Hundreds of people have been arrested, the official Xinhua news agency said, after protestors from the Uighur minority took to the streets of the regional capital on Sunday, burning and smashing vehicles and shops, and clashing with anti-riot police.
Along with Tibet, Xinjiang is one of the most politically sensitive regions in China, and in both places the government has sought to maintain its grip by controlling religious and cultural life while promising economic growth and prosperity.
But minorities have long complained that Han Chinese have reaped most of the benefits from official subsidies, while making locals feel like outsiders in their own homes.
No figures have been given on the ethnic identity of the dead but a senior security official said that many of the bodies he saw were Han Chinese, suggesting an explosion of pent-up anger against the economically dominant group.
“It was like a war zone here, with many bodies of ethnic Han people lying on the road,” Xinhua quoted Huang Yabo, deputy director of the Urumqi Public Security Bureau saying.
OVERSEAS FORCES BLAMED
The death toll from the riot in Urumqi, 3,270 km (2,050 miles) west of Beijing, was 140 on Monday and expected to rise further, with over 800 people injured, Xinhua quoted Xinjiang police chief Liu Yaohua saying.

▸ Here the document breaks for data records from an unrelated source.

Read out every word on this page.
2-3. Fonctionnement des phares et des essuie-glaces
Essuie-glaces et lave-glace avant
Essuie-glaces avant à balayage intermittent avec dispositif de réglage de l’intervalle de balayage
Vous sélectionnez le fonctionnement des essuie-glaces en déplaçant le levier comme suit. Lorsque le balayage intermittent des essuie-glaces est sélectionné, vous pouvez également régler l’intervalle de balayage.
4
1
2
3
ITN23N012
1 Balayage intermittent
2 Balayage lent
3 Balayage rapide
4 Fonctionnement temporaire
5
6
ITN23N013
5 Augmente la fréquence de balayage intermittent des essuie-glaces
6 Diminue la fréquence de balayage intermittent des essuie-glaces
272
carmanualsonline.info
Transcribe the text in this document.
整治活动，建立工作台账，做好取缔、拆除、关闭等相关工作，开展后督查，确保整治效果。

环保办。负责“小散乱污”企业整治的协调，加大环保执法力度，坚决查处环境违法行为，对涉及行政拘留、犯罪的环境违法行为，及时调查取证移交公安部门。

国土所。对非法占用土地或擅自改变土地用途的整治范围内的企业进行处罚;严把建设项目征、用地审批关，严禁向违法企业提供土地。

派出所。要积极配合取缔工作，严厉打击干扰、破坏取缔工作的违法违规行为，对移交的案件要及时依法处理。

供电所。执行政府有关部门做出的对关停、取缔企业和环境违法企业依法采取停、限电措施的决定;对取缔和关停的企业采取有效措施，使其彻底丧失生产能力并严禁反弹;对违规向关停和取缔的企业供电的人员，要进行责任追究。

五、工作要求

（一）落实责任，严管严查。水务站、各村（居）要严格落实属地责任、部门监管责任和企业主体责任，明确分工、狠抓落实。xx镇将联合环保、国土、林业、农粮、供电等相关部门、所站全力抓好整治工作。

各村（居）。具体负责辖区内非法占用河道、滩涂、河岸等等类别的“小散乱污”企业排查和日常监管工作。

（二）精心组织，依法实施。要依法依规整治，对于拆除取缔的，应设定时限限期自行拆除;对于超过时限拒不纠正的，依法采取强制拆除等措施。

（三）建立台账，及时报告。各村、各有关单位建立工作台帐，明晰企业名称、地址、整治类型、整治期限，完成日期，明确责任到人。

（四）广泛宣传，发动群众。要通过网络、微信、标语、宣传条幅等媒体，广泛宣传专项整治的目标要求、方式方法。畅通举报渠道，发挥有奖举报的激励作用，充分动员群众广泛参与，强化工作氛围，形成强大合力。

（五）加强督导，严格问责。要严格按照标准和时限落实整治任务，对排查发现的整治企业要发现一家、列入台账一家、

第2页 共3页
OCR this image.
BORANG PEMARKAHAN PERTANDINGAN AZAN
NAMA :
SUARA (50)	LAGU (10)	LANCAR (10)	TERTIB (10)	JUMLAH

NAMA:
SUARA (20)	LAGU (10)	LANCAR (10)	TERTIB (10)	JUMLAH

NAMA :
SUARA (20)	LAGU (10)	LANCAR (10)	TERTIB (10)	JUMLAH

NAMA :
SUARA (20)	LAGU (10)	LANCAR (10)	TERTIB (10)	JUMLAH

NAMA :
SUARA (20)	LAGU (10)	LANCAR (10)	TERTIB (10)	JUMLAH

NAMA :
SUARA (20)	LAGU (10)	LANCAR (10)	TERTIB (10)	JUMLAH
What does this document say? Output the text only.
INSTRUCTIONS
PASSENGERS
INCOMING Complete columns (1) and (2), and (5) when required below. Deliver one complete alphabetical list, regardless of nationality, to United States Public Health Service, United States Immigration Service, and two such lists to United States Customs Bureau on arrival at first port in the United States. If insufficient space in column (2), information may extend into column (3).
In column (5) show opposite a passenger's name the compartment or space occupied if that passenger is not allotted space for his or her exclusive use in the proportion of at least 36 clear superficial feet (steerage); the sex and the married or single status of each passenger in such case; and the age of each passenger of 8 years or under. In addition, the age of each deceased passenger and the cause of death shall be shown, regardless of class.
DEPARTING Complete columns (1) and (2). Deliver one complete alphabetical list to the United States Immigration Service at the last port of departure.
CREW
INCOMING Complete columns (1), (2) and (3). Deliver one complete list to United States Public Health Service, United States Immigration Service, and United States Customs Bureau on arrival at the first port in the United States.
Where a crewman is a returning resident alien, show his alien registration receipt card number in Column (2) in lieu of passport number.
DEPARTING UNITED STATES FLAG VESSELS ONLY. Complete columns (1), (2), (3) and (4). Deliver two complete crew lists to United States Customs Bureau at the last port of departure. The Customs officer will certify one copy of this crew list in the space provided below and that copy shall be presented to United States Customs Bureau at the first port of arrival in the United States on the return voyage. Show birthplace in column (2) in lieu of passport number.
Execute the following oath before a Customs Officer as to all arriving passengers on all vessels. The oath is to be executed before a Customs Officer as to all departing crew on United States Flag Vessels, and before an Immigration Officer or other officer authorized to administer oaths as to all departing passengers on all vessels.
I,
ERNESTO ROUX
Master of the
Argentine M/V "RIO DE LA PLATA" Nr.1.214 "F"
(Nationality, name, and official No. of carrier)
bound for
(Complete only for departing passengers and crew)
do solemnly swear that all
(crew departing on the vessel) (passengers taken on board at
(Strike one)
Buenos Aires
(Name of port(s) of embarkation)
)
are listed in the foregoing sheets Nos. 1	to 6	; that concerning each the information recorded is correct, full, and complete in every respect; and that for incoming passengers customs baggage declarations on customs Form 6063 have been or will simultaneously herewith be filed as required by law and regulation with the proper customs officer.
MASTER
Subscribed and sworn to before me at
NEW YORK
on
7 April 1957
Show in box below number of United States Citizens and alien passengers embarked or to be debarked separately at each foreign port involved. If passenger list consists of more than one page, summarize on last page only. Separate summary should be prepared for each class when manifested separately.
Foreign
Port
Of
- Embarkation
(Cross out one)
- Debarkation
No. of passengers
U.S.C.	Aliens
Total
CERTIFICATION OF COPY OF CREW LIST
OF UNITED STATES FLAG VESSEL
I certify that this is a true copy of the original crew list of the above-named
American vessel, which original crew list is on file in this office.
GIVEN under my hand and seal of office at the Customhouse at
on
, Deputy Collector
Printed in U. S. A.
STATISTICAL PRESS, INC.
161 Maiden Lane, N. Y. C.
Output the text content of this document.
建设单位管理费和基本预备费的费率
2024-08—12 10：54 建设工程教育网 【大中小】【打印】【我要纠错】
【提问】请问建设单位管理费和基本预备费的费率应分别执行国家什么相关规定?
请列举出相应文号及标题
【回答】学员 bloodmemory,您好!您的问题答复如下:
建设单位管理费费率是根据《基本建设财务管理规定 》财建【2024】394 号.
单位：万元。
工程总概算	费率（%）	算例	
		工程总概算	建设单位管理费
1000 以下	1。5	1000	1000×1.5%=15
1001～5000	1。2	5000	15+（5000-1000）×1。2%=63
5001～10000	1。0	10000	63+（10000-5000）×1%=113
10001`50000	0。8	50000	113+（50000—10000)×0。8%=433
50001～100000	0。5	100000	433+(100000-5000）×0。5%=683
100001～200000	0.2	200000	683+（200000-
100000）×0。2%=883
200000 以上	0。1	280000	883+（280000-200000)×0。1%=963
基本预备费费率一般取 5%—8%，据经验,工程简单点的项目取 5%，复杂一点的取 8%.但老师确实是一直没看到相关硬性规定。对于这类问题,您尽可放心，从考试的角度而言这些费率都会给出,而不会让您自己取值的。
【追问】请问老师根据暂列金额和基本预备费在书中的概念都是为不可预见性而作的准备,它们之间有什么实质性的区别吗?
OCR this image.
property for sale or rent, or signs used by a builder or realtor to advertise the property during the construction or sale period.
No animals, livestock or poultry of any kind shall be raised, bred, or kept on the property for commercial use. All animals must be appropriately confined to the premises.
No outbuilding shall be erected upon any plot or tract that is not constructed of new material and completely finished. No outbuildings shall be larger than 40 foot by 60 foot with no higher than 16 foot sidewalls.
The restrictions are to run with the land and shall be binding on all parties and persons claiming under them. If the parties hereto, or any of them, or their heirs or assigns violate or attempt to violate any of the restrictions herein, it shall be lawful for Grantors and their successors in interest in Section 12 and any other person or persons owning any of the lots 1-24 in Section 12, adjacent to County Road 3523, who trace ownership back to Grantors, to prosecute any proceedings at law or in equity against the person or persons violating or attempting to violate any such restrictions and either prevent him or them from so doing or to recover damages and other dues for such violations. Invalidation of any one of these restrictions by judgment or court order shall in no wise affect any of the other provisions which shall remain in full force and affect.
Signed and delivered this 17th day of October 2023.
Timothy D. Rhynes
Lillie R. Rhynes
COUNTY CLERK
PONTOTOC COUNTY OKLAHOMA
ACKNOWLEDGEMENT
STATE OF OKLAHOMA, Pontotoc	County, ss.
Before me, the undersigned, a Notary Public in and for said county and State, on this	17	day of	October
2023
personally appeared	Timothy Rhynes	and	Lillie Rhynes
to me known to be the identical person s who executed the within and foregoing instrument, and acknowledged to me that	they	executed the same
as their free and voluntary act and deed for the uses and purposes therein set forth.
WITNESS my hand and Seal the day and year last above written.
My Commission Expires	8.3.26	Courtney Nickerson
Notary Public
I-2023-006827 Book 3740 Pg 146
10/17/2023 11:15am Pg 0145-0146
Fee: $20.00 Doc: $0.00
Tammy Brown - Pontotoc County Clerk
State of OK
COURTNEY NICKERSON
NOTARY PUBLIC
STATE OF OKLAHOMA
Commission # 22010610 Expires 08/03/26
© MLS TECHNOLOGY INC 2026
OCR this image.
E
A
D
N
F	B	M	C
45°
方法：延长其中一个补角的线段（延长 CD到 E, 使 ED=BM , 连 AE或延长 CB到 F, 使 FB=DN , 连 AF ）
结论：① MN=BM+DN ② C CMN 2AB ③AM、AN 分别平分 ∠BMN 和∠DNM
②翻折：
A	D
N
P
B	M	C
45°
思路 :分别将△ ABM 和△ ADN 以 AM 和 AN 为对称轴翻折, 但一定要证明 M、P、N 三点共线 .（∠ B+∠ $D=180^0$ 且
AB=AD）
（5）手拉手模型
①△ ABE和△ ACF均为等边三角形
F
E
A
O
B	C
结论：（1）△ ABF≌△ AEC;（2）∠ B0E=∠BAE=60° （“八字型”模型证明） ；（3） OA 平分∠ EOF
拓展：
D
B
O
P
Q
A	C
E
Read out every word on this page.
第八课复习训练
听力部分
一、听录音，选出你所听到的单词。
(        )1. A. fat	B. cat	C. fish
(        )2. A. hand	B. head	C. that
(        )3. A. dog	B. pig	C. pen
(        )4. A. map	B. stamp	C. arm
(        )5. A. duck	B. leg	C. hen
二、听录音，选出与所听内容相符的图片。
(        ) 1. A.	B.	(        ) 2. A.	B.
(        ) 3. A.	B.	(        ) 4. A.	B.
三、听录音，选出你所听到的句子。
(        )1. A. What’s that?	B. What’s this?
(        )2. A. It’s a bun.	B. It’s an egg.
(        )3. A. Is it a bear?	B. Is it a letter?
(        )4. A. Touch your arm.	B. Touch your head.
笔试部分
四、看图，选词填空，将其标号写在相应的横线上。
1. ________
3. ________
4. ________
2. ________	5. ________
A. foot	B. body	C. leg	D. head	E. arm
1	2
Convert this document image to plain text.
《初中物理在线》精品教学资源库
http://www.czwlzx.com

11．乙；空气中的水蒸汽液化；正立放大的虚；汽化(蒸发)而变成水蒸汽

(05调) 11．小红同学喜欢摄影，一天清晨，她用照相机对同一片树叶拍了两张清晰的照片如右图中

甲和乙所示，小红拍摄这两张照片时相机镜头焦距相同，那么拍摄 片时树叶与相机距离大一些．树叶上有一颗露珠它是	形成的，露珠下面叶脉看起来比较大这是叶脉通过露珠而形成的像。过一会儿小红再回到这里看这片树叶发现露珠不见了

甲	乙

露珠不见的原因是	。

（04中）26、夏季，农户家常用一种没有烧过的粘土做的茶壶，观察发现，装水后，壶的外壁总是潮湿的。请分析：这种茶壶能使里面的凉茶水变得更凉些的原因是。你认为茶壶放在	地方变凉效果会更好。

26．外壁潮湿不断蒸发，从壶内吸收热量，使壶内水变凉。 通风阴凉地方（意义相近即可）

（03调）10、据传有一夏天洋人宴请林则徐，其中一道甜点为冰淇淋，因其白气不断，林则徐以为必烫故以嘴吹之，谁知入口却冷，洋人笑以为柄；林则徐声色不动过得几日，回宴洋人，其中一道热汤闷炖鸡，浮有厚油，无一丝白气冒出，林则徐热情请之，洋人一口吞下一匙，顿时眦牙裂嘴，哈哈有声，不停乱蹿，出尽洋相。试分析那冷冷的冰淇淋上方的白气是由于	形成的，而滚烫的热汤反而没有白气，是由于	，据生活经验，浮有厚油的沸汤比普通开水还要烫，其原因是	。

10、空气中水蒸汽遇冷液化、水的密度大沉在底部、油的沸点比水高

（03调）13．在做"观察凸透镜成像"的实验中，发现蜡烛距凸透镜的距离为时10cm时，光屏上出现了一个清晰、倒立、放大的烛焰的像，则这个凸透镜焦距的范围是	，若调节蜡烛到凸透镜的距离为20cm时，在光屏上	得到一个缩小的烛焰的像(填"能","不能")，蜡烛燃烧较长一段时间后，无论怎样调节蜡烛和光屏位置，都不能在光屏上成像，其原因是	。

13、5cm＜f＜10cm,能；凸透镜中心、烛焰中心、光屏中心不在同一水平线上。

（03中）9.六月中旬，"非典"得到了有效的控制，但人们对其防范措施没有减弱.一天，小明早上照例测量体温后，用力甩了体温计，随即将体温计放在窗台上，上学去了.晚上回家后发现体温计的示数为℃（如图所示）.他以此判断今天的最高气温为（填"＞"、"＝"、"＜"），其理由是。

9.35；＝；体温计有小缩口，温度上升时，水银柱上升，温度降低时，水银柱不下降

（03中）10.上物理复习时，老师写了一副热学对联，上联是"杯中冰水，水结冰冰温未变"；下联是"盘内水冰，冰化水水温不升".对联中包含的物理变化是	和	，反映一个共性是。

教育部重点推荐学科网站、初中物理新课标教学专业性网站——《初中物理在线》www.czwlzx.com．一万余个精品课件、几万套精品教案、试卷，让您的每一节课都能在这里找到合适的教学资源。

But exiled Uighur groups adamantly rejected the Chinese government claim of a plot. They said the riot was an outpouring of pent-up anger over government policies and Han Chinese economic dominance.
The riot followed a protest about government handling of a June clash between Han Chinese and Uighurs in Southern China, where two Uighurs died, after a false allegation that six Uighurs had gangraped a Han Chinese woman.
Almost half of Xinjiang’s 20 million people are Uighurs, but the population of Urumqi is mostly Han Chinese.
“These incidents reflect the complete failure of government policies in ethnic minority areas, although there is no justification for the violence,” said Nicholas Bequelin at Human Rights Watch in Hong Kong.
“I personally saw several Han people being stabbed. Many people on buses were scared witless,” Zhang Wanxin, a Urumqi resident, said by telephone.
Admissions at the People’s Hospitals, one of the biggest in Urumqi, also suggested Han Chinese were targeted.
Xinhua said the hospital received 291 people of whom 17 died later. Among them 233 were Han Chinese, 39 were Uighurs, while the rest were from other ethnic minorities.